Quick Start & Requirements
- Install the inference library:
pip install aqlm[gpu,cpu]>=1.1.6
- Requires PyTorch and Hugging Face Transformers.
- GPU with CUDA is recommended for faster inference and quantization.
- Quantization process can be resource-intensive, with a 7B model taking ~1 day on a single A100 GPU.
- See Colab examples for quick inference demos.
Highlighted Details
- Supports Llama, Mistral, and Mixtral model families.
- Achieves competitive perplexity scores, e.g., Llama-2-7b at ~1 bit achieves WikiText 2 PPL 7.85.
- Offers various quantization schemes (e.g., 1x16, 2x8, 8x8) with different accuracy/speed trade-offs.
- Includes kernels optimized for both GPU (Triton, CUDA) and CPU (Numba).
- PV-Tuning is accepted for oral presentation at NeurIPS'2024.
Maintenance & Community
- Active development with recent updates including PV-Tuning integration and improved 1-bit model accuracy.
- Papers accepted to ICML'2024 and NeurIPS'2024.

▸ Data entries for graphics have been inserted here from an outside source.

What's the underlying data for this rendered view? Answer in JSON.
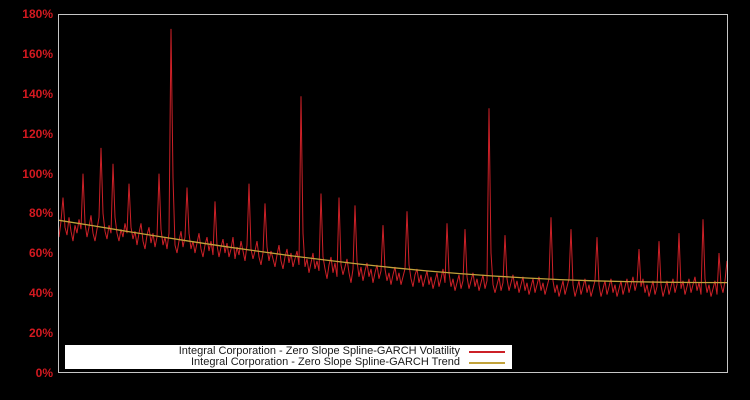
{
  "window": {
    "background_color": "#000000",
    "plot_border_color": "#c6c6c6",
    "y_axis_label_color": "#d41920"
  },
  "legend": {
    "background_color": "#ffffff",
    "text_color": "#1a1a1a"
  },
  "chart_data": {
    "type": "line",
    "title": "",
    "xlabel": "",
    "ylabel": "",
    "x_tick_labels_visible": false,
    "ylim": [
      0,
      180
    ],
    "y_tick_labels": [
      "0%",
      "20%",
      "40%",
      "60%",
      "80%",
      "100%",
      "120%",
      "140%",
      "160%",
      "180%"
    ],
    "y_tick_values": [
      0,
      20,
      40,
      60,
      80,
      100,
      120,
      140,
      160,
      180
    ],
    "grid": false,
    "legend_position": "bottom-left-inside",
    "series": [
      {
        "name": "Integral Corporation - Zero Slope Spline-GARCH Volatility",
        "color": "#cc2027",
        "unit": "percent",
        "values": [
          68,
          76,
          88,
          73,
          69,
          78,
          71,
          66,
          74,
          70,
          77,
          72,
          100,
          75,
          68,
          73,
          79,
          70,
          66,
          72,
          78,
          113,
          80,
          71,
          67,
          74,
          70,
          105,
          78,
          70,
          66,
          72,
          68,
          75,
          70,
          95,
          73,
          67,
          71,
          64,
          70,
          75,
          66,
          62,
          69,
          73,
          65,
          70,
          63,
          68,
          100,
          72,
          64,
          68,
          62,
          70,
          173,
          98,
          64,
          60,
          66,
          71,
          63,
          68,
          93,
          70,
          62,
          66,
          60,
          65,
          70,
          62,
          58,
          64,
          68,
          61,
          66,
          59,
          86,
          64,
          58,
          63,
          67,
          60,
          65,
          58,
          62,
          68,
          57,
          63,
          59,
          66,
          61,
          56,
          64,
          95,
          62,
          57,
          61,
          66,
          58,
          54,
          60,
          85,
          63,
          56,
          61,
          57,
          53,
          59,
          64,
          56,
          52,
          58,
          62,
          55,
          60,
          53,
          57,
          61,
          54,
          139,
          70,
          53,
          57,
          50,
          55,
          60,
          52,
          56,
          51,
          90,
          58,
          52,
          47,
          54,
          58,
          50,
          55,
          48,
          88,
          54,
          49,
          53,
          57,
          50,
          45,
          52,
          84,
          56,
          48,
          53,
          46,
          51,
          55,
          48,
          52,
          45,
          50,
          54,
          47,
          51,
          74,
          52,
          46,
          50,
          44,
          49,
          53,
          46,
          50,
          44,
          48,
          52,
          81,
          54,
          47,
          43,
          49,
          52,
          45,
          49,
          43,
          47,
          51,
          44,
          48,
          42,
          46,
          50,
          43,
          47,
          52,
          45,
          75,
          50,
          43,
          47,
          41,
          45,
          49,
          42,
          46,
          72,
          48,
          42,
          46,
          50,
          43,
          47,
          41,
          45,
          49,
          42,
          46,
          133,
          60,
          44,
          40,
          44,
          48,
          41,
          45,
          69,
          47,
          41,
          45,
          49,
          42,
          46,
          40,
          44,
          48,
          41,
          45,
          39,
          43,
          47,
          40,
          44,
          48,
          41,
          45,
          39,
          43,
          47,
          78,
          46,
          40,
          44,
          38,
          42,
          46,
          39,
          43,
          47,
          72,
          44,
          38,
          42,
          46,
          39,
          43,
          47,
          40,
          44,
          38,
          42,
          46,
          68,
          44,
          38,
          42,
          46,
          39,
          43,
          47,
          40,
          44,
          38,
          42,
          46,
          39,
          43,
          47,
          40,
          44,
          48,
          41,
          45,
          62,
          43,
          47,
          40,
          44,
          38,
          42,
          46,
          39,
          43,
          66,
          44,
          38,
          42,
          46,
          39,
          43,
          47,
          40,
          44,
          70,
          42,
          46,
          39,
          43,
          47,
          40,
          44,
          48,
          41,
          45,
          39,
          77,
          47,
          40,
          44,
          38,
          42,
          46,
          39,
          60,
          44,
          40,
          46,
          56
        ]
      },
      {
        "name": "Integral Corporation - Zero Slope Spline-GARCH Trend",
        "color": "#c2a23a",
        "unit": "percent",
        "points_frac_value": [
          [
            0.0,
            76.5
          ],
          [
            0.05,
            73.8
          ],
          [
            0.1,
            71.0
          ],
          [
            0.15,
            68.3
          ],
          [
            0.2,
            65.7
          ],
          [
            0.25,
            63.2
          ],
          [
            0.3,
            60.8
          ],
          [
            0.35,
            58.5
          ],
          [
            0.4,
            56.4
          ],
          [
            0.45,
            54.4
          ],
          [
            0.5,
            52.6
          ],
          [
            0.55,
            51.0
          ],
          [
            0.6,
            49.6
          ],
          [
            0.65,
            48.4
          ],
          [
            0.7,
            47.4
          ],
          [
            0.75,
            46.6
          ],
          [
            0.8,
            46.0
          ],
          [
            0.85,
            45.6
          ],
          [
            0.9,
            45.3
          ],
          [
            0.95,
            45.15
          ],
          [
            1.0,
            45.1
          ]
        ]
      }
    ]
  }
}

- Contribution guidelines provided; requires adherence to black and isort.
Licensing & Compatibility
- The repository does not explicitly state a license in the README. Users should verify licensing for both the code and any pre-quantized models.
Limitations & Caveats
- Quantization process is time-consuming, especially for larger models.
- Tokenized datasets are model-family specific due to tokenizer differences.
- Some attention implementations (e.g., SDPA) may cause issues; eager implementation is recommended.
- Reproducing older finetuning results requires using a specific commit (559a366).